Себастьян словно остолбенел, глядя на суету, возникшую из-за него. Наконец он как будто пришел в себя.
– Простите меня, о, милая Штефани, я безутешен, не понимаю, как могло это произойти, какой ужас… – И с этими словами он опустился перед ней на колени.
– Как я могу загладить свою вину? – ныл он, и стало почти невозможно сказать, было ли его самоуничижение истинным или он просто пародировал раскаяние.
– Загладить? Ах, Себастьян, мой милый Себастьян, поднимитесь, пожалуйста. – Штефани подала ему второй графин. – Будьте нашим виночерпием, и все будет в порядке!

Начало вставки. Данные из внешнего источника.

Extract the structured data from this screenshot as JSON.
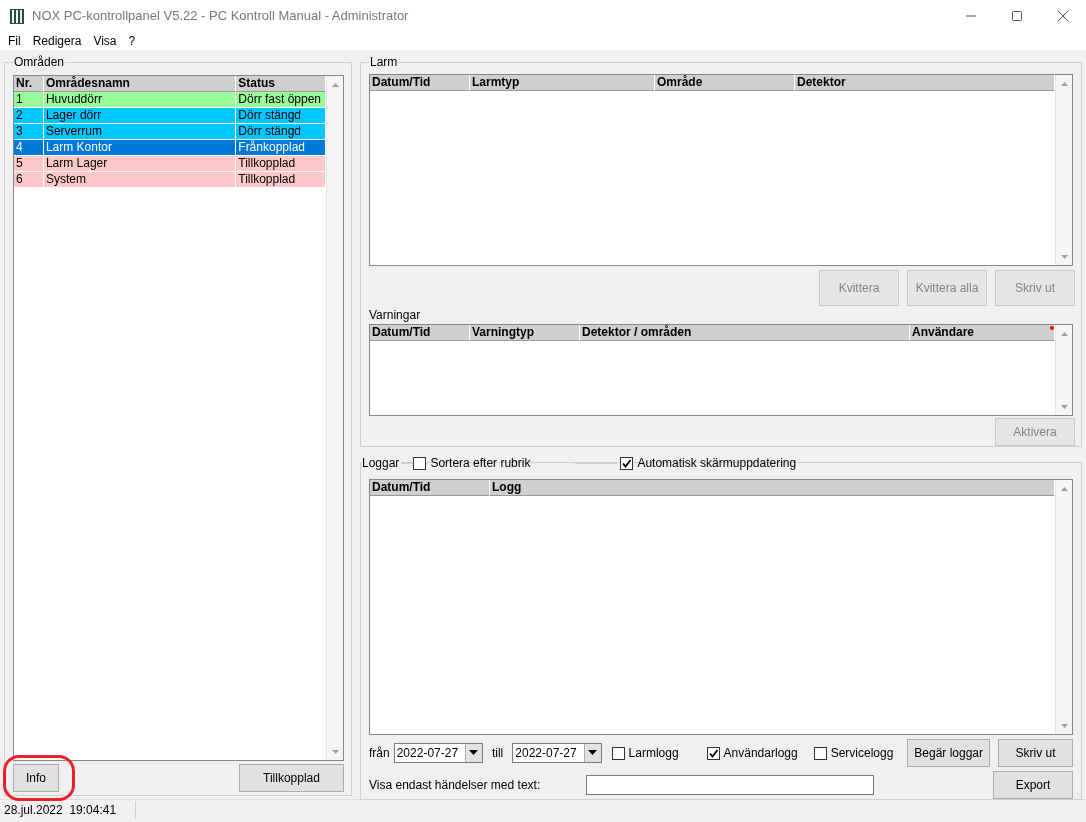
{
  "window": {
    "title": "NOX PC-kontrollpanel V5.22 - PC Kontroll Manual - Administrator"
  },
  "menu": [
    "Fil",
    "Redigera",
    "Visa",
    "?"
  ],
  "areas": {
    "title": "Områden",
    "columns": [
      "Nr.",
      "Områdesnamn",
      "Status"
    ],
    "rows": [
      {
        "cells": [
          "1",
          "Huvuddörr",
          "Dörr fast öppen"
        ],
        "selected": false,
        "color": "#98fb98"
      },
      {
        "cells": [
          "2",
          "Lager dörr",
          "Dörr stängd"
        ],
        "selected": false,
        "color": "#00c8ff"
      },
      {
        "cells": [
          "3",
          "Serverrum",
          "Dörr stängd"
        ],
        "selected": false,
        "color": "#00c8ff"
      },
      {
        "cells": [
          "4",
          "Larm Kontor",
          "Frånkopplad"
        ],
        "selected": true
      },
      {
        "cells": [
          "5",
          "Larm Lager",
          "Tillkopplad"
        ],
        "selected": false,
        "color": "#ffc8c8"
      },
      {
        "cells": [
          "6",
          "System",
          "Tillkopplad"
        ],
        "selected": false,
        "color": "#ffc8c8"
      }
    ],
    "buttons": [
      {
        "label": "Info",
        "highlighted": true
      },
      {
        "label": "Tillkopplad",
        "highlighted": false
      }
    ]
  },
  "alarms": {
    "title": "Larm",
    "columns": [
      "Datum/Tid",
      "Larmtyp",
      "Område",
      "Detektor"
    ],
    "buttons": [
      {
        "label": "Kvittera",
        "disabled": true
      },
      {
        "label": "Kvittera alla",
        "disabled": true
      },
      {
        "label": "Skriv ut",
        "disabled": true
      }
    ]
  },
  "warnings": {
    "title": "Varningar",
    "columns": [
      "Datum/Tid",
      "Varningtyp",
      "Detektor / områden",
      "Användare"
    ],
    "buttons": [
      {
        "label": "Aktivera",
        "disabled": true
      }
    ]
  },
  "logs": {
    "title": "Loggar",
    "options": [
      {
        "label": "Sortera efter rubrik",
        "checked": false
      },
      {
        "label": "Automatisk skärmuppdatering",
        "checked": true
      }
    ],
    "columns": [
      "Datum/Tid",
      "Logg"
    ],
    "from_label": "från",
    "from_date": "2022-07-27",
    "to_label": "till",
    "to_date": "2022-07-27",
    "filters": [
      {
        "label": "Larmlogg",
        "checked": false
      },
      {
        "label": "Användarlogg",
        "checked": true
      },
      {
        "label": "Servicelogg",
        "checked": false
      }
    ],
    "buttons": [
      {
        "label": "Begär loggar",
        "disabled": false
      },
      {
        "label": "Skriv ut",
        "disabled": false
      },
      {
        "label": "Export",
        "disabled": false
      }
    ],
    "text_filter_label": "Visa endast händelser med text:"
  },
  "status_bar": [
    "28.jul.2022  19:04:41"
  ]
}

Себастьян церемонно поднялся и посмотрел на скатерть.
– Разве не странно?
– Что именно, Себастьян? – Штефани была в нетерпении. Ну что там еще?
– Наша уважаемая Сибилла только что говорила о девственности ее текстов, которые не видел еще ни один мужчина, не говоря уж о том, чтобы к ним прикасаться, и в следующую минуту – вот. Посмотрите сюда! Ну?
Держа в одной руке графин, Себастьян другой указал на скатерть сильным и резким жестом, словно примеривался нанести финальный удар карате, от которого стол должен разломиться пополам.
– Вот, неужели вы не видите? Это – знак! Скатерть напоминает нам простыню, которую и сейчас еще кое-где в романских странах вывешивают на ворота после первой брачной ночи, как свидетельство того, что невеста потеряла свою девственность. Белое и красное, невинность и безумие, снег и кровь, разве можно представить себе лучшее благословение для дебюта Сибиллы? Разве это символическое, пардон, пардон тысячу раз, лишение девственности не является предзнаменованием рождения новой писательницы, зачатой между ягненком и лимонным муссом, омытой драгоценным вином?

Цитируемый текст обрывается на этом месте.